Saksi ahli lainnya, Prof. Dr. M. Hadi Subhan, Guru Besar Hukum Kepailitan Universitas Airlangga (Unair) menjelaskan terkait tanggung jawab pemegang saham dan pengurus, ada beberapa hal yang bisa dimintai pertanggungjawaban, tetapi harus ada bukti kesalahan.
“Dalam prakteknya ini sangat sulit sekali. Jika asetnya kurang, bisa diajukan melalui mekanisme gugatan hal lain-lain di pengadilan niaga supaya semua kreditur memperoleh keadilan, bukan hanya diterima salah satu kreditur saja. Kalau memang organ perseroan harus bertanggung jawab secara pribadi,” kata Prof. Hadi.
Sementara Kuasa Hukum Bank OCBC NISP, Hasbi Setiawan mengatakan pada prinsipnya tunggakan utang harus dibayar. Ketika aset PT HSI tidak mencukupi, maka Bank OCBC NISP dapat menuntut pertanggungjawaban kepada organ perseroan dan pemegang saham. Menurut Hasbi hal ini akan dibuktikan dengan adanya kesalahan yang dilakukan oleh PT HIS dan organ pengurus perusahaan.
Ia mengungkapkan, Bank OCBC NISP sudah memiliki bukti-bukti kuat mengenai perbuatan melawan hukum yang dilakukan para pemegang saham dan pengurus PT HSI. Oleh karena itu, kuasa hukum OCBC NISP ini berharap majelis hakim akan pempertimbangkan bukti-bukti yang telah diajukan.

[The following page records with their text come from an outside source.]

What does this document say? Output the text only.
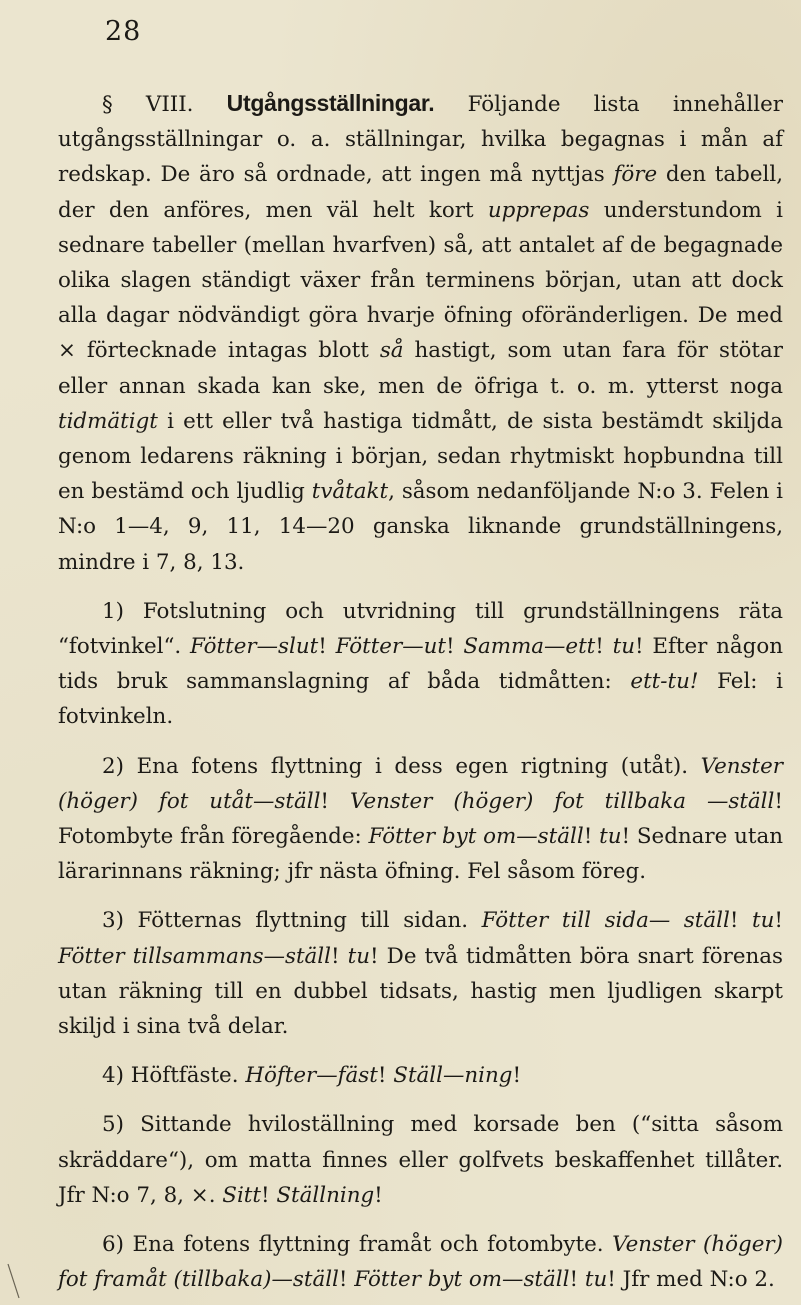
28

§ VIII. Utgångsställningar. Följande lista innehåller utgångsställningar o. a. ställningar, hvilka begagnas i mån af redskap. De äro så ordnade, att ingen må nyttjas före den tabell, der den anföres, men väl helt kort upprepas understundom i sednare tabeller (mellan hvarfven) så, att antalet af de begagnade olika slagen ständigt växer från terminens början, utan att dock alla dagar nödvändigt göra hvarje öfning oföränderligen. De med × förtecknade intagas blott så hastigt, som utan fara för stötar eller annan skada kan ske, men de öfriga t. o. m. ytterst noga tidmätigt i ett eller två hastiga tidmått, de sista bestämdt skiljda genom ledarens räkning i början, sedan rhytmiskt hopbundna till en bestämd och ljudlig tvåtakt, såsom nedanföljande N:o 3. Felen i N:o 1—4, 9, 11, 14—20 ganska liknande grundställningens, mindre i 7, 8, 13.

1) Fotslutning och utvridning till grundställningens räta “fotvinkel“. Fötter—slut! Fötter—ut! Samma—ett! tu! Efter någon tids bruk sammanslagning af båda tidmåtten: ett-tu! Fel: i fotvinkeln.

2) Ena fotens flyttning i dess egen rigtning (utåt). Venster (höger) fot utåt—ställ! Venster (höger) fot tillbaka —ställ! Fotombyte från föregående: Fötter byt om—ställ! tu! Sednare utan lärarinnans räkning; jfr nästa öfning. Fel såsom föreg.

3) Fötternas flyttning till sidan. Fötter till sida— ställ! tu! Fötter tillsammans—ställ! tu! De två tidmåtten böra snart förenas utan räkning till en dubbel tidsats, hastig men ljudligen skarpt skiljd i sina två delar.

4) Höftfäste. Höfter—fäst! Ställ—ning!

5) Sittande hviloställning med korsade ben (“sitta såsom skräddare“), om matta finnes eller golfvets beskaffenhet tillåter. Jfr N:o 7, 8, ×. Sitt! Ställning!

6) Ena fotens flyttning framåt och fotombyte. Venster (höger) fot framåt (tillbaka)—ställ! Fötter byt om—ställ! tu! Jfr med N:o 2.
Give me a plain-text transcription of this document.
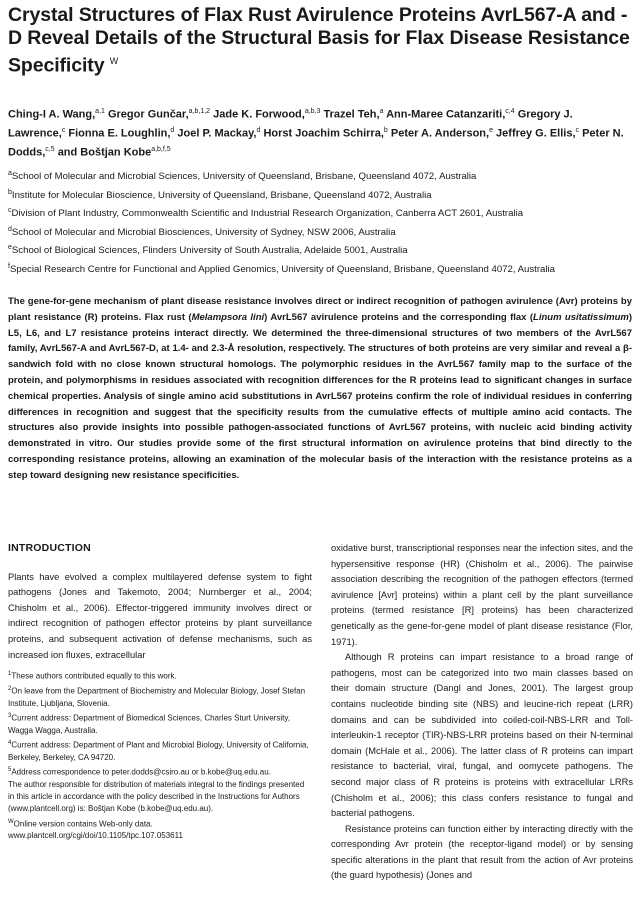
Crystal Structures of Flax Rust Avirulence Proteins AvrL567-A and -D Reveal Details of the Structural Basis for Flax Disease Resistance Specificity $^W$
Ching-I A. Wang,$^{a,1}$ Gregor Gunčar,$^{a,b,1,2}$ Jade K. Forwood,$^{a,b,3}$ Trazel Teh,$^a$ Ann-Maree Catanzariti,$^{c,4}$ Gregory J. Lawrence,$^c$ Fionna E. Loughlin,$^d$ Joel P. Mackay,$^d$ Horst Joachim Schirra,$^b$ Peter A. Anderson,$^e$ Jeffrey G. Ellis,$^c$ Peter N. Dodds,$^{c,5}$ and Boštjan Kobe$^{a,b,f,5}$
$^a$School of Molecular and Microbial Sciences, University of Queensland, Brisbane, Queensland 4072, Australia
$^b$Institute for Molecular Bioscience, University of Queensland, Brisbane, Queensland 4072, Australia
$^c$Division of Plant Industry, Commonwealth Scientific and Industrial Research Organization, Canberra ACT 2601, Australia
$^d$School of Molecular and Microbial Biosciences, University of Sydney, NSW 2006, Australia
$^e$School of Biological Sciences, Flinders University of South Australia, Adelaide 5001, Australia
$^f$Special Research Centre for Functional and Applied Genomics, University of Queensland, Brisbane, Queensland 4072, Australia
The gene-for-gene mechanism of plant disease resistance involves direct or indirect recognition of pathogen avirulence (Avr) proteins by plant resistance (R) proteins. Flax rust (Melampsora lini) AvrL567 avirulence proteins and the corresponding flax (Linum usitatissimum) L5, L6, and L7 resistance proteins interact directly. We determined the three-dimensional structures of two members of the AvrL567 family, AvrL567-A and AvrL567-D, at 1.4- and 2.3-Å resolution, respectively. The structures of both proteins are very similar and reveal a β-sandwich fold with no close known structural homologs. The polymorphic residues in the AvrL567 family map to the surface of the protein, and polymorphisms in residues associated with recognition differences for the R proteins lead to significant changes in surface chemical properties. Analysis of single amino acid substitutions in AvrL567 proteins confirm the role of individual residues in conferring differences in recognition and suggest that the specificity results from the cumulative effects of multiple amino acid contacts. The structures also provide insights into possible pathogen-associated functions of AvrL567 proteins, with nucleic acid binding activity demonstrated in vitro. Our studies provide some of the first structural information on avirulence proteins that bind directly to the corresponding resistance proteins, allowing an examination of the molecular basis of the interaction with the resistance proteins as a step toward designing new resistance specificities.
INTRODUCTION
Plants have evolved a complex multilayered defense system to fight pathogens (Jones and Takemoto, 2004; Nurnberger et al., 2004; Chisholm et al., 2006). Effector-triggered immunity involves direct or indirect recognition of pathogen effector proteins by plant surveillance proteins, and subsequent activation of defense mechanisms, such as increased ion fluxes, extracellular
$^1$These authors contributed equally to this work.
$^2$On leave from the Department of Biochemistry and Molecular Biology, Josef Stefan Institute, Ljubljana, Slovenia.
$^3$Current address: Department of Biomedical Sciences, Charles Sturt University, Wagga Wagga, Australia.
$^4$Current address: Department of Plant and Microbial Biology, University of California, Berkeley, Berkeley, CA 94720.
$^5$Address correspondence to peter.dodds@csiro.au or b.kobe@uq.edu.au.
The author responsible for distribution of materials integral to the findings presented in this article in accordance with the policy described in the Instructions for Authors (www.plantcell.org) is: Boštjan Kobe (b.kobe@uq.edu.au).
$^W$Online version contains Web-only data.
www.plantcell.org/cgi/doi/10.1105/tpc.107.053611
oxidative burst, transcriptional responses near the infection sites, and the hypersensitive response (HR) (Chisholm et al., 2006). The pairwise association describing the recognition of the pathogen effectors (termed avirulence [Avr] proteins) within a plant cell by the plant surveillance proteins (termed resistance [R] proteins) has been characterized genetically as the gene-for-gene model of plant disease resistance (Flor, 1971).
Although R proteins can impart resistance to a broad range of pathogens, most can be categorized into two main classes based on their domain structure (Dangl and Jones, 2001). The largest group contains nucleotide binding site (NBS) and leucine-rich repeat (LRR) domains and can be subdivided into coiled-coil-NBS-LRR and Toll-interleukin-1 receptor (TIR)-NBS-LRR proteins based on their N-terminal domain (McHale et al., 2006). The latter class of R proteins can impart resistance to bacterial, viral, fungal, and oomycete pathogens. The second major class of R proteins is proteins with extracellular LRRs (Chisholm et al., 2006); this class confers resistance to fungal and bacterial pathogens.
Resistance proteins can function either by interacting directly with the corresponding Avr protein (the receptor-ligand model) or by sensing specific alterations in the plant that result from the action of Avr proteins (the guard hypothesis) (Jones and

“Yang jelas bagi kami, kalau punya utang ya harus bayar, apalagi PT HSI dimiliki salah satu konglomerat di Tanah Air, masa iya berkelit tidak bayar utang Rp 232 miliar,” kata Hasbi.

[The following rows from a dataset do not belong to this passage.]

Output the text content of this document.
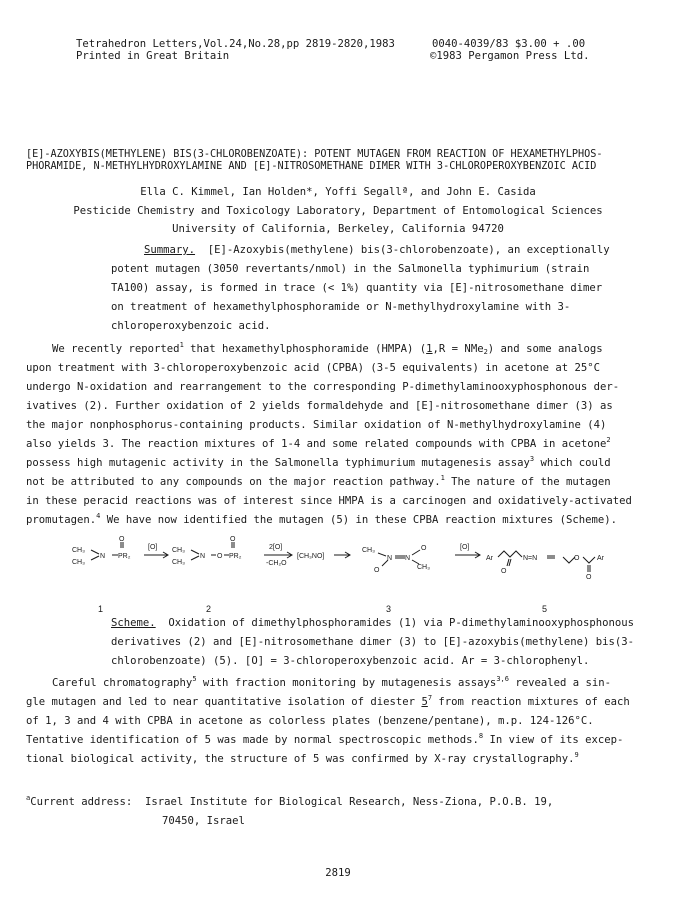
Tetrahedron Letters,Vol.24,No.28,pp 2819-2820,1983	0040-4039/83 $3.00 + .00
Printed in Great Britain	©1983 Pergamon Press Ltd.
[E]-AZOXYBIS(METHYLENE) BIS(3-CHLOROBENZOATE): POTENT MUTAGEN FROM REACTION OF HEXAMETHYLPHOS-
PHORAMIDE, N-METHYLHYDROXYLAMINE AND [E]-NITROSOMETHANE DIMER WITH 3-CHLOROPEROXYBENZOIC ACID
Ella C. Kimmel, Ian Holden*, Yoffi Segallª, and John E. Casida
Pesticide Chemistry and Toxicology Laboratory, Department of Entomological Sciences
University of California, Berkeley, California 94720
Summary. [E]-Azoxybis(methylene) bis(3-chlorobenzoate), an exceptionally
potent mutagen (3050 revertants/nmol) in the Salmonella typhimurium (strain
TA100) assay, is formed in trace (< 1%) quantity via [E]-nitrosomethane dimer
on treatment of hexamethylphosphoramide or N-methylhydroxylamine with 3-
chloroperoxybenzoic acid.
We recently reported$^1$ that hexamethylphosphoramide (HMPA) (1,R = NMe$_2$) and some analogs
upon treatment with 3-chloroperoxybenzoic acid (CPBA) (3-5 equivalents) in acetone at 25°C
undergo N-oxidation and rearrangement to the corresponding P-dimethylaminooxyphosphonous der-
ivatives (2). Further oxidation of 2 yields formaldehyde and [E]-nitrosomethane dimer (3) as
the major nonphosphorus-containing products. Similar oxidation of N-methylhydroxylamine (4)
also yields 3. The reaction mixtures of 1-4 and some related compounds with CPBA in acetone$^2$
possess high mutagenic activity in the Salmonella typhimurium mutagenesis assay$^3$ which could
not be attributed to any compounds on the major reaction pathway.$^1$ The nature of the mutagen
in these peracid reactions was of interest since HMPA is a carcinogen and oxidatively-activated
promutagen.$^4$ We have now identified the mutagen (5) in these CPBA reaction mixtures (Scheme).
CH₃
CH₃
N PR₂
O
[O] CH₃
CH₃
N O PR₂
O
2[O]
-CH₂O
[CH₃NO]
CH₃
N N
O
O	CH₃
[O]
Ar	N=N
O
O	Ar
O
1	2	3	5
Scheme. Oxidation of dimethylphosphoramides (1) via P-dimethylaminooxyphosphonous
derivatives (2) and [E]-nitrosomethane dimer (3) to [E]-azoxybis(methylene) bis(3-
chlorobenzoate) (5). [O] = 3-chloroperoxybenzoic acid. Ar = 3-chlorophenyl.
Careful chromatography$^5$ with fraction monitoring by mutagenesis assays$^{3,6}$ revealed a sin-
gle mutagen and led to near quantitative isolation of diester $5^7$ from reaction mixtures of each
of 1, 3 and 4 with CPBA in acetone as colorless plates (benzene/pentane), m.p. 124-126°C.
Tentative identification of 5 was made by normal spectroscopic methods.$^8$ In view of its excep-
tional biological activity, the structure of 5 was confirmed by X-ray crystallography.$^9$
$^a$Current address: Israel Institute for Biological Research, Ness-Ziona, P.O.B. 19,
70450, Israel
2819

Pihak-pihak yang digugat oleh Bank OCBC NISP yakni: Susilo Wonowidjojo (tergugat 1), PT. Hari Mahardika Usaha (PT.HMU) (tergugat 2), PT Surya Multi Flora (tergugat 3), Hadi Kristanto Niti Santoso (tergugat 4), Dra Linda Nitisantoso (tergugat 5), Lianawati Setyo (tergugat 6), Norman Sartono M.A (tergugat 7), Heroik Jakub (tergugat 8), Tjandra Hartono (tergugat 9), Daniel Widjaja (tergugat 10) dan Sundoro Niti Santoso (tergugat 11) serta PT. Hair Star Indonesia (PT. HSI) (turut tergugat 1), Ida Mustika S.H (turut tergugat 2).